Raycroft stopped the first two shots he faced in the shootout before allowing four straight goals. Aucoin's winner was the fifth straight goal in the tiebreaker.
"I would have liked to call a timeout and regroup a little bit," Raycroft said. "But it still was a good road point for us."
Lee Stempniak scored twice and also connected in the tiebreaker, Taylor Pyatt added a goal and Vernon Fiddler had two assists to help the Coyotes finish their four-game post-Olympic homestand with three straight victories.
"We were very fortunate to get any points out of it let alone two," Phoenix coach Dave Tippett said. "We're playing against a team that played last night and they dictated the play. We need to get on the road.
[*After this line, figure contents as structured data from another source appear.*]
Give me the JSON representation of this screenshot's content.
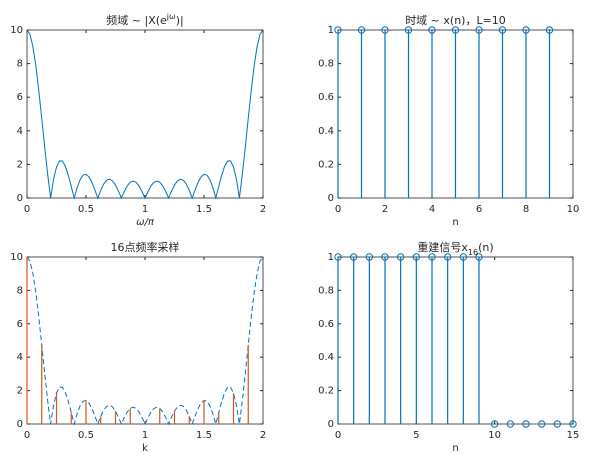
{
  "chart_data": [
    {
      "type": "line",
      "title": "频域 ~ |X(e",
      "title_superscript": "jω",
      "title_suffix": ")|",
      "xlabel": "ω/π",
      "xlabel_style": "italic",
      "xlim": [
        0,
        2
      ],
      "xticks": [
        0,
        0.5,
        1,
        1.5,
        2
      ],
      "ylim": [
        0,
        10
      ],
      "yticks": [
        0,
        2,
        4,
        6,
        8,
        10
      ],
      "series": [
        {
          "type": "line",
          "color": "#0072BD",
          "x": [
            0,
            0.025,
            0.05,
            0.075,
            0.1,
            0.125,
            0.15,
            0.175,
            0.2,
            0.225,
            0.25,
            0.275,
            0.3,
            0.325,
            0.35,
            0.375,
            0.4,
            0.425,
            0.45,
            0.475,
            0.5,
            0.525,
            0.55,
            0.575,
            0.6,
            0.625,
            0.65,
            0.675,
            0.7,
            0.725,
            0.75,
            0.775,
            0.8,
            0.825,
            0.85,
            0.875,
            0.9,
            0.925,
            0.95,
            0.975,
            1,
            1.025,
            1.05,
            1.075,
            1.1,
            1.125,
            1.15,
            1.175,
            1.2,
            1.225,
            1.25,
            1.275,
            1.3,
            1.325,
            1.35,
            1.375,
            1.4,
            1.425,
            1.45,
            1.475,
            1.5,
            1.525,
            1.55,
            1.575,
            1.6,
            1.625,
            1.65,
            1.675,
            1.7,
            1.725,
            1.75,
            1.775,
            1.8,
            1.825,
            1.85,
            1.875,
            1.9,
            1.925,
            1.95,
            1.975,
            2
          ],
          "values": [
            10,
            9.75,
            9.01,
            7.86,
            6.39,
            4.74,
            3.03,
            1.41,
            0,
            1.11,
            1.85,
            2.21,
            2.2,
            1.89,
            1.35,
            0.69,
            0,
            0.62,
            1.09,
            1.36,
            1.41,
            1.26,
            0.93,
            0.49,
            0,
            0.46,
            0.83,
            1.06,
            1.12,
            1.02,
            0.77,
            0.41,
            0,
            0.4,
            0.73,
            0.94,
            1.01,
            0.93,
            0.71,
            0.38,
            0,
            0.38,
            0.71,
            0.93,
            1.01,
            0.94,
            0.73,
            0.4,
            0,
            0.41,
            0.77,
            1.02,
            1.12,
            1.06,
            0.83,
            0.46,
            0,
            0.49,
            0.93,
            1.26,
            1.41,
            1.36,
            1.09,
            0.62,
            0,
            0.69,
            1.35,
            1.89,
            2.2,
            2.21,
            1.85,
            1.11,
            0,
            1.41,
            3.03,
            4.74,
            6.39,
            7.86,
            9.01,
            9.75,
            10
          ]
        }
      ]
    },
    {
      "type": "stem",
      "title": "时域 ~ x(n)，L=10",
      "xlabel": "n",
      "xlim": [
        0,
        10
      ],
      "xticks": [
        0,
        2,
        4,
        6,
        8,
        10
      ],
      "ylim": [
        0,
        1
      ],
      "yticks": [
        0,
        0.2,
        0.4,
        0.6,
        0.8,
        1
      ],
      "series": [
        {
          "type": "stem",
          "color": "#0072BD",
          "marker": "o",
          "x": [
            0,
            1,
            2,
            3,
            4,
            5,
            6,
            7,
            8,
            9
          ],
          "values": [
            1,
            1,
            1,
            1,
            1,
            1,
            1,
            1,
            1,
            1
          ]
        }
      ]
    },
    {
      "type": "combo",
      "title": "16点频率采样",
      "xlabel": "k",
      "xlim": [
        0,
        2
      ],
      "xticks": [
        0,
        0.5,
        1,
        1.5,
        2
      ],
      "ylim": [
        0,
        10
      ],
      "yticks": [
        0,
        2,
        4,
        6,
        8,
        10
      ],
      "series": [
        {
          "type": "line",
          "style": "dashed",
          "color": "#0072BD",
          "x": [
            0,
            0.025,
            0.05,
            0.075,
            0.1,
            0.125,
            0.15,
            0.175,
            0.2,
            0.225,
            0.25,
            0.275,
            0.3,
            0.325,
            0.35,
            0.375,
            0.4,
            0.425,
            0.45,
            0.475,
            0.5,
            0.525,
            0.55,
            0.575,
            0.6,
            0.625,
            0.65,
            0.675,
            0.7,
            0.725,
            0.75,
            0.775,
            0.8,
            0.825,
            0.85,
            0.875,
            0.9,
            0.925,
            0.95,
            0.975,
            1,
            1.025,
            1.05,
            1.075,
            1.1,
            1.125,
            1.15,
            1.175,
            1.2,
            1.225,
            1.25,
            1.275,
            1.3,
            1.325,
            1.35,
            1.375,
            1.4,
            1.425,
            1.45,
            1.475,
            1.5,
            1.525,
            1.55,
            1.575,
            1.6,
            1.625,
            1.65,
            1.675,
            1.7,
            1.725,
            1.75,
            1.775,
            1.8,
            1.825,
            1.85,
            1.875,
            1.9,
            1.925,
            1.95,
            1.975,
            2
          ],
          "values": [
            10,
            9.75,
            9.01,
            7.86,
            6.39,
            4.74,
            3.03,
            1.41,
            0,
            1.11,
            1.85,
            2.21,
            2.2,
            1.89,
            1.35,
            0.69,
            0,
            0.62,
            1.09,
            1.36,
            1.41,
            1.26,
            0.93,
            0.49,
            0,
            0.46,
            0.83,
            1.06,
            1.12,
            1.02,
            0.77,
            0.41,
            0,
            0.4,
            0.73,
            0.94,
            1.01,
            0.93,
            0.71,
            0.38,
            0,
            0.38,
            0.71,
            0.93,
            1.01,
            0.94,
            0.73,
            0.4,
            0,
            0.41,
            0.77,
            1.02,
            1.12,
            1.06,
            0.83,
            0.46,
            0,
            0.49,
            0.93,
            1.26,
            1.41,
            1.36,
            1.09,
            0.62,
            0,
            0.69,
            1.35,
            1.89,
            2.2,
            2.21,
            1.85,
            1.11,
            0,
            1.41,
            3.03,
            4.74,
            6.39,
            7.86,
            9.01,
            9.75,
            10
          ]
        },
        {
          "type": "stem",
          "color": "#D95319",
          "x": [
            0,
            0.125,
            0.25,
            0.375,
            0.5,
            0.625,
            0.75,
            0.875,
            1,
            1.125,
            1.25,
            1.375,
            1.5,
            1.625,
            1.75,
            1.875
          ],
          "values": [
            10,
            4.74,
            1.85,
            0.69,
            1.41,
            0.46,
            0.77,
            0.94,
            0,
            0.94,
            0.77,
            0.46,
            1.41,
            0.69,
            1.85,
            4.74
          ]
        }
      ]
    },
    {
      "type": "stem",
      "title": "重建信号x",
      "title_subscript": "16",
      "title_suffix": "(n)",
      "xlabel": "n",
      "xlim": [
        0,
        15
      ],
      "xticks": [
        0,
        5,
        10,
        15
      ],
      "ylim": [
        0,
        1
      ],
      "yticks": [
        0,
        0.2,
        0.4,
        0.6,
        0.8,
        1
      ],
      "series": [
        {
          "type": "stem",
          "color": "#0072BD",
          "marker": "o",
          "x": [
            0,
            1,
            2,
            3,
            4,
            5,
            6,
            7,
            8,
            9,
            10,
            11,
            12,
            13,
            14,
            15
          ],
          "values": [
            1,
            1,
            1,
            1,
            1,
            1,
            1,
            1,
            1,
            1,
            0,
            0,
            0,
            0,
            0,
            0
          ]
        }
      ]
    }
  ]
}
Too much home cooking right now."
Henrik Sedin had a goal and an assist, and Mikael Samuelsson and Christian Ehrhoff also scored for the Canucks, who lost for the second time in six games as they brought their 14-game, Olympic-forced road trip to an end with an 8-5-1 mark.
"I thought everything considered we did a real good job," Canucks coach Alain Vigneault said. "It's just too bad we didn't get to close it in the shootout."
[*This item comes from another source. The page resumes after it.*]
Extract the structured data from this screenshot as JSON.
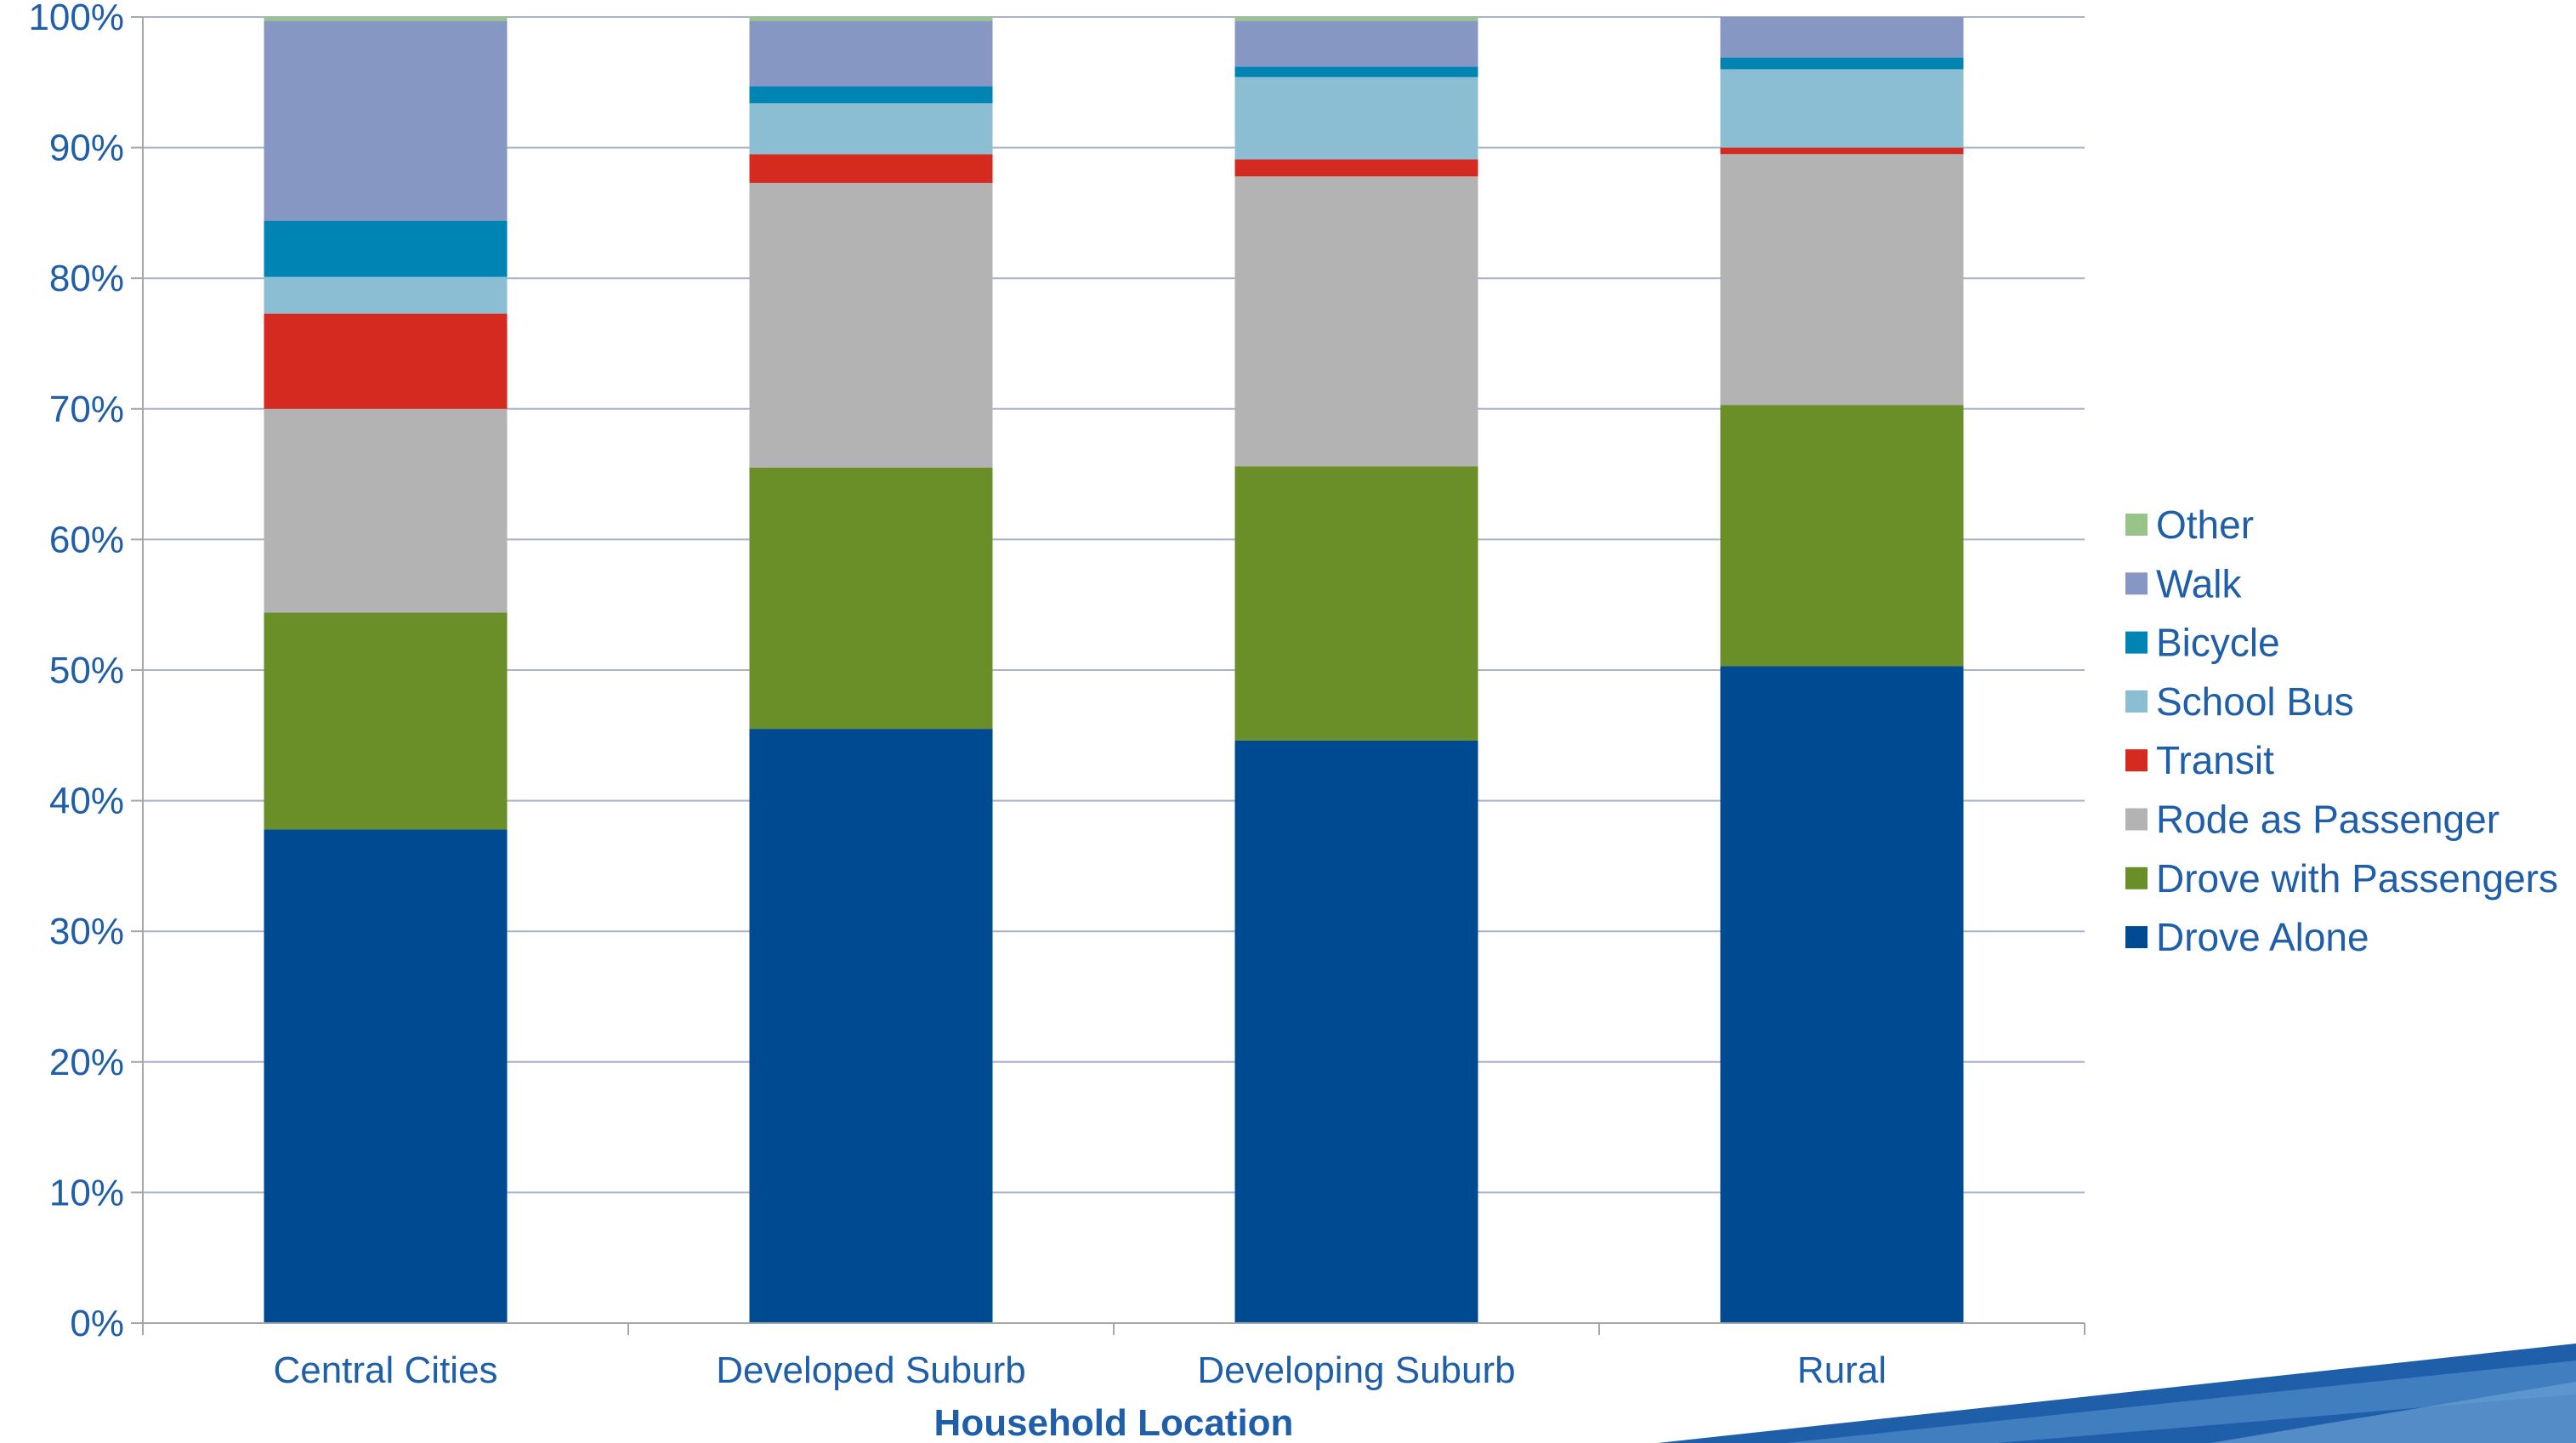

Stempniak, acquired from Toronto at the trade deadline, gave Phoenix a 3-2 lead 35 seconds into the third period on a wrist shot from between the hashes.
Ehrhoff tied tit 59 seconds later, scoring into an open net after Pavol Demitra lured Bryzgalov well past the left edge of the crease.
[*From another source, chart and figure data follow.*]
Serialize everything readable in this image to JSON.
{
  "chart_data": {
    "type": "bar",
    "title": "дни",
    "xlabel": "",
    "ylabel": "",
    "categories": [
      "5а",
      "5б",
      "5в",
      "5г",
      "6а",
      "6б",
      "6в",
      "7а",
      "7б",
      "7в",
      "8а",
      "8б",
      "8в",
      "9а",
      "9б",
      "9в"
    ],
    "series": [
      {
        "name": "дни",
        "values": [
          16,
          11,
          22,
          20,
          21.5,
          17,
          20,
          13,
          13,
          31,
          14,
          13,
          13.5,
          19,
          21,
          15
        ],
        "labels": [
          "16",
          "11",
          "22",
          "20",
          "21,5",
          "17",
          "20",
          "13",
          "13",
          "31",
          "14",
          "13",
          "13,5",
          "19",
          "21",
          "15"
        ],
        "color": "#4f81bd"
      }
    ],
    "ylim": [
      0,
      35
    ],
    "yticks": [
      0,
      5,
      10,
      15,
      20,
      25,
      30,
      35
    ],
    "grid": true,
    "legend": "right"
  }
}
Bryzgalov maintained the tie when he reached back with his blocker to stop Demitra's rolling shot on the goal line.
Stempniak opened the scoring at 10:16 of the first, skating down the left side on a 2-on-1 break and keeping the puck for a quick wrist shot over Raycroft's blocker from the bottom of the circle.
"You've got to love a guy who cares that much, that he comes in and plays so hard to endear himself to his teammates," Tippett said. "He's a gritty player."
Sedin tied it with 45.1 seconds left in the period after Samuelsson outfought Phoenix defenceman Jim Vandermeer for the puck in the right corner. Samuelsson took two strides back up ice and fired a pass to Sedin, who beat Bryzgalov with a wrist shot for his 27th goal.
Another defensive miscue by Phoenix led to the Canucks' second goal. Ed Jovanovski corralled Sedin's errant pass from behind the net intended for Samuelsson in front of the crease and looped behind the net. Samuelsson caught up to Jovanovski and slapped the puck off the defenceman's stick and past Bryzgalov from the front left edge of the crease to make it 2-1 at 36 seconds of the second.
The goal was Samuelsson's fourth in two nights and seventh in his past five games.
Pyatt made it 2-2 at 9:39 of the period, regaining the puck after a poke check by Raycroft and scoring on a rebound for his 100th career goal.
NOTES: Two of the Canucks' three overtime losses have come in Phoenix. ... Vancouver's trip was the longest in league history, surpassing the 11-game road trip the Calgary Flames endured in 1988, also to accommodate the Winter Olympics. ... The Coyotes will play 11 of their final 15 games on the road. ... With his two points, Sedin moved within one of becoming the highest scoring centre in Canucks history. Sedin has 136 goals and 414 assists for 550 points in 713 career games.